MSG is widely sold and used both commercially in F&B establishments and personally in households. For every package of MSG to be sold, it usually has to go through the regulation to be approved by the food safety department from each country. "Although it is generally recognized as being safe by food safety regulatory agencies, several studies have questioned its safety to be used in the long run." (1)
Most studies on the MSG’s effects are experimented on rats, not on humans. The results show some possible impacts on the liver, increased levels of triglycerides, LDL cholesterol, cholesterol and insulin, obesity, and many more. (2)
Some symptoms are discovered to appear in some people after consuming the food with MSG, that's how the term Chinese Restaurant Syndrome (CRS) came in the first place. This term was "first used more than four decades ago." (3) It was first coined after "patients experience complaints such as a burning sensation at the back of the neck, blistering on both arms and occasionally on the anterior thorax, general weakness, fatigue, and palpitations." (4)
The symptoms occurred 20 minutes after consuming foods rich in MSG, and other symptoms such as "flushing, dizziness, syncope, and facial pressure" may also appear later. From a comprehensive review study, only 1 out of 5 studies that have tested the causality of MSG to headache, only 1 study shows that group of women had "significantly higher incidence of a headache than control." (5) So we still can't come to the conclusion that MSG consumption will cause headaches.
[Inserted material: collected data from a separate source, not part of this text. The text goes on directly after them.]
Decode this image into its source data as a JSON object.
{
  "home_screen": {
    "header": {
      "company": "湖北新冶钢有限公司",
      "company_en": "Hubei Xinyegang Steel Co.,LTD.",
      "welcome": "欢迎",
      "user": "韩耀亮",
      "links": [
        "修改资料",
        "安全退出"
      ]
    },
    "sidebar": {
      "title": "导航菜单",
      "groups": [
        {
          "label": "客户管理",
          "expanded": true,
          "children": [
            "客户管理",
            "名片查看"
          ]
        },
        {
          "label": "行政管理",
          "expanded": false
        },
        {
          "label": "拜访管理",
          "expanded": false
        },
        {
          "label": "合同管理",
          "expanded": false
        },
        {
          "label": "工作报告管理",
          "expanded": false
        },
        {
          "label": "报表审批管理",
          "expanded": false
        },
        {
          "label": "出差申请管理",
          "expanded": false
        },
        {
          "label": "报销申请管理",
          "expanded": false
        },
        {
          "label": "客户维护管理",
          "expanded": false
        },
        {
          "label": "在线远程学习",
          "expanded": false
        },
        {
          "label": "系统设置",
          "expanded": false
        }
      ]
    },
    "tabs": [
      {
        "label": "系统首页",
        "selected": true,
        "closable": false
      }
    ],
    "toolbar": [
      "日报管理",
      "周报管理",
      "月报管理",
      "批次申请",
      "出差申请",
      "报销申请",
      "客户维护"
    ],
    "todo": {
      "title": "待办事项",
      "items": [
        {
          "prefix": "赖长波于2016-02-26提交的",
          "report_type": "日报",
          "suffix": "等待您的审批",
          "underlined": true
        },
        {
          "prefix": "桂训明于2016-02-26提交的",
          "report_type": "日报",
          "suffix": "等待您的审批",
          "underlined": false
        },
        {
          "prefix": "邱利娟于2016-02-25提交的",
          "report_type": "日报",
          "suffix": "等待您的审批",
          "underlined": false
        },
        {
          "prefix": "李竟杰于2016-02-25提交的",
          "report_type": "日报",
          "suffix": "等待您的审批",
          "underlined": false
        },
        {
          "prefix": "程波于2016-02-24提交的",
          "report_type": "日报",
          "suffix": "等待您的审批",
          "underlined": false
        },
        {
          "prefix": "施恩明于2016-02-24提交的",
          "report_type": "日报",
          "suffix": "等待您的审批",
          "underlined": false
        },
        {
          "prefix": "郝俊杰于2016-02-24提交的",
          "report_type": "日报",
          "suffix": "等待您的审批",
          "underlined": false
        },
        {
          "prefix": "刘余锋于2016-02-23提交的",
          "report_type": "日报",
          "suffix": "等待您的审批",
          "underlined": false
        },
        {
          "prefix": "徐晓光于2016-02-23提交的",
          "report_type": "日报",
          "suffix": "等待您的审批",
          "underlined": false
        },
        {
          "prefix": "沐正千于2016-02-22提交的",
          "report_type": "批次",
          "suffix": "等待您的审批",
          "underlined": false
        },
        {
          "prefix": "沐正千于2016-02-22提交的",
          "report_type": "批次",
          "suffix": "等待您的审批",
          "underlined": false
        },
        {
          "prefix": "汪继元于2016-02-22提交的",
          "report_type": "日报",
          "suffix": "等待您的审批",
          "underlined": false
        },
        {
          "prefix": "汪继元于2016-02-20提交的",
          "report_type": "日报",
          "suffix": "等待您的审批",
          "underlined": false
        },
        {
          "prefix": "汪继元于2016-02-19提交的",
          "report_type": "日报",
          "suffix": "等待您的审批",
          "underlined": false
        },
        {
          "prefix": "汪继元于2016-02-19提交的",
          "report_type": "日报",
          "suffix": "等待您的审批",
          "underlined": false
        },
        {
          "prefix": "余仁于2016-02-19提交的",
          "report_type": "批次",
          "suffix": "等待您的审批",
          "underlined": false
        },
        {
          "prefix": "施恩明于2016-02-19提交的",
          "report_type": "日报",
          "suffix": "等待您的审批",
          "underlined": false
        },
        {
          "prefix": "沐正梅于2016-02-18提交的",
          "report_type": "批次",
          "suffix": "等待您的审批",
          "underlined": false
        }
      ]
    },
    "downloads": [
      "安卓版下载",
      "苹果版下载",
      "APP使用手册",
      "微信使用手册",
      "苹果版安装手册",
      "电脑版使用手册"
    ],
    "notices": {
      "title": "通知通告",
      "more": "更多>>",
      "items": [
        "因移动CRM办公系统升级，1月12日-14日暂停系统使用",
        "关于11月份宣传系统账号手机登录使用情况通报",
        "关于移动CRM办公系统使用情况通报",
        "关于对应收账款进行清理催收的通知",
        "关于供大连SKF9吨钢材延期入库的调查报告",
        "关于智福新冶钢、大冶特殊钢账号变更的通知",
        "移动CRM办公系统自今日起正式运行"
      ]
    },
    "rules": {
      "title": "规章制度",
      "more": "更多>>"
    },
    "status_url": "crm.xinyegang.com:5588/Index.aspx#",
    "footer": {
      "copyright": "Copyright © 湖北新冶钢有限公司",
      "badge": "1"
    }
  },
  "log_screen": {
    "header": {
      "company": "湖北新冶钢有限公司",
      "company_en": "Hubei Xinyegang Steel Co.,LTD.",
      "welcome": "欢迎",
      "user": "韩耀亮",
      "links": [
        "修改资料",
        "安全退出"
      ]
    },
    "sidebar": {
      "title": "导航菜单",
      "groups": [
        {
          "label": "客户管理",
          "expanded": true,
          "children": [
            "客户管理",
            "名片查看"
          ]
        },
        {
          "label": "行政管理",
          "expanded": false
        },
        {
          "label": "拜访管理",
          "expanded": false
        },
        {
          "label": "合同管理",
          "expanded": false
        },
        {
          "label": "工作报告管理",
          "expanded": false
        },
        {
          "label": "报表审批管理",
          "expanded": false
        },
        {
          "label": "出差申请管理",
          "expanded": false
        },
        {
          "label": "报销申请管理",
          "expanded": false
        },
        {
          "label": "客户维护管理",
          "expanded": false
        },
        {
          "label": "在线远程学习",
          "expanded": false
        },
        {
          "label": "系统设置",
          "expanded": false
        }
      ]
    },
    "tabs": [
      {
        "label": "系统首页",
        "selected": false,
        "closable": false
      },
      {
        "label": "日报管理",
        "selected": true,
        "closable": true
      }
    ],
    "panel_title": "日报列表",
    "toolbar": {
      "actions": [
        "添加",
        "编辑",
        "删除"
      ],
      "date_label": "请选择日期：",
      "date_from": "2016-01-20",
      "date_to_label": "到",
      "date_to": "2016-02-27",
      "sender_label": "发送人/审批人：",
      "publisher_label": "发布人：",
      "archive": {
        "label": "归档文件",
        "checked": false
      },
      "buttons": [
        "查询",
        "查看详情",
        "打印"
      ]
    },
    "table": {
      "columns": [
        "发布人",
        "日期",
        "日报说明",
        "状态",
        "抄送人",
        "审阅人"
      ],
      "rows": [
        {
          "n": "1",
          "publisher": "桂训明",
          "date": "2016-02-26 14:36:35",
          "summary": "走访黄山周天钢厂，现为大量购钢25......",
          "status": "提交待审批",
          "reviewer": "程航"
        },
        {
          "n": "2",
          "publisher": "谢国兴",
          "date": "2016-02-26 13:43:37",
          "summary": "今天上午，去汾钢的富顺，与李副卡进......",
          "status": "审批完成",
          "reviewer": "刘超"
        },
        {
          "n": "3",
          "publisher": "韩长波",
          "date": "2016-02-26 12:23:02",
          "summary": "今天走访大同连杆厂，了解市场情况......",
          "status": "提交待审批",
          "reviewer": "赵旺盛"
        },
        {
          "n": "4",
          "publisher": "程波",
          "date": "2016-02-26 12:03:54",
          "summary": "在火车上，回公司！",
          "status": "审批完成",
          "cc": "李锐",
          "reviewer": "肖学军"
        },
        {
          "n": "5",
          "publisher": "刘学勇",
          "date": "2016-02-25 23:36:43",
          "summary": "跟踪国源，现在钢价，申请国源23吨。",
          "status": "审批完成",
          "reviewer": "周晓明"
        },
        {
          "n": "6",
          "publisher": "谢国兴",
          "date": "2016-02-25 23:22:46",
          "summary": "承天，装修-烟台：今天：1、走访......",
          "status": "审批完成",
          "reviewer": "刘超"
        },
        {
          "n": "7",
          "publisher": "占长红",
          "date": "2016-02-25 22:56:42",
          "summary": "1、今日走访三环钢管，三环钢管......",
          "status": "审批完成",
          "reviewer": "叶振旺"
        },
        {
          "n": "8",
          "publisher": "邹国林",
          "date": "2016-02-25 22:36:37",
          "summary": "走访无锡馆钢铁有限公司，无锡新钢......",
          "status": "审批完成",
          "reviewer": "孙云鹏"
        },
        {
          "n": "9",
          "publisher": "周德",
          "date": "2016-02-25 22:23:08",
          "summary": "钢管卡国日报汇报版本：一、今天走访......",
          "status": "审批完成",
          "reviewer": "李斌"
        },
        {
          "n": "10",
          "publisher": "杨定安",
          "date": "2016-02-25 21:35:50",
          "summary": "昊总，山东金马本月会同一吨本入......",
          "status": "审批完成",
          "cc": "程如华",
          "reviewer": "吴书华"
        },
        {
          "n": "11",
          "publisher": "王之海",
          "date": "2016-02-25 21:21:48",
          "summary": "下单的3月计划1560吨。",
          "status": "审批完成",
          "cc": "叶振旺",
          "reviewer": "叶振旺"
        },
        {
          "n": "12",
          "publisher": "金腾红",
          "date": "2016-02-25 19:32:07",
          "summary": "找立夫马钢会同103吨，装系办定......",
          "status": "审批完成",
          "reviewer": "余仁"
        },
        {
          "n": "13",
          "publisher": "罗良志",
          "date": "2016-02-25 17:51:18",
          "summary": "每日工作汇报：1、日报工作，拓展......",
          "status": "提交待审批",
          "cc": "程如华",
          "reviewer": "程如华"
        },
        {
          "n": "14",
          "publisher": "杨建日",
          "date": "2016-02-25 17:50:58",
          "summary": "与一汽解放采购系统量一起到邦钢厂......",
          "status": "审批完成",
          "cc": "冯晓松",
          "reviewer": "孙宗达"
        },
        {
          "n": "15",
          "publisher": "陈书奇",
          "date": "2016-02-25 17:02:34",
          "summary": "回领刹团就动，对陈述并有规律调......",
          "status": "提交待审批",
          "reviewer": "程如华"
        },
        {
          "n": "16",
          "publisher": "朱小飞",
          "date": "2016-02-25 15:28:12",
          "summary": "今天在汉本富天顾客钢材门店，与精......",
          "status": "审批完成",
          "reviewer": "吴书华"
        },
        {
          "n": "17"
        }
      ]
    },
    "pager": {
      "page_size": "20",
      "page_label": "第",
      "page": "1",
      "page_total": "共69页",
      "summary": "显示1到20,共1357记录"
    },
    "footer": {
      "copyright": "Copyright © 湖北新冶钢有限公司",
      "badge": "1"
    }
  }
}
Because of its ability to increase the palatability of foods, MSG is likely to stimulate one's appetite to consume more foods and have a higher intake of calories which leads to becoming overweight or obese. However, the results are still not 100% settled yet. Some studies found that the food enriched with MSG didn't increase energy intake, while others found that it increased energy intake. (6)
Many things are still not crystal clear on the impact of MSG on our health. More studies on the effect of MSG on human health still need to be done. Instead of using artificial food enhancers (MSG), it might be more beneficial to season our foods with natural ingredients such as garlic, ginger, coriander, oregano, turmeric, etc. because it comes with phytochemicals that are not found in MSG.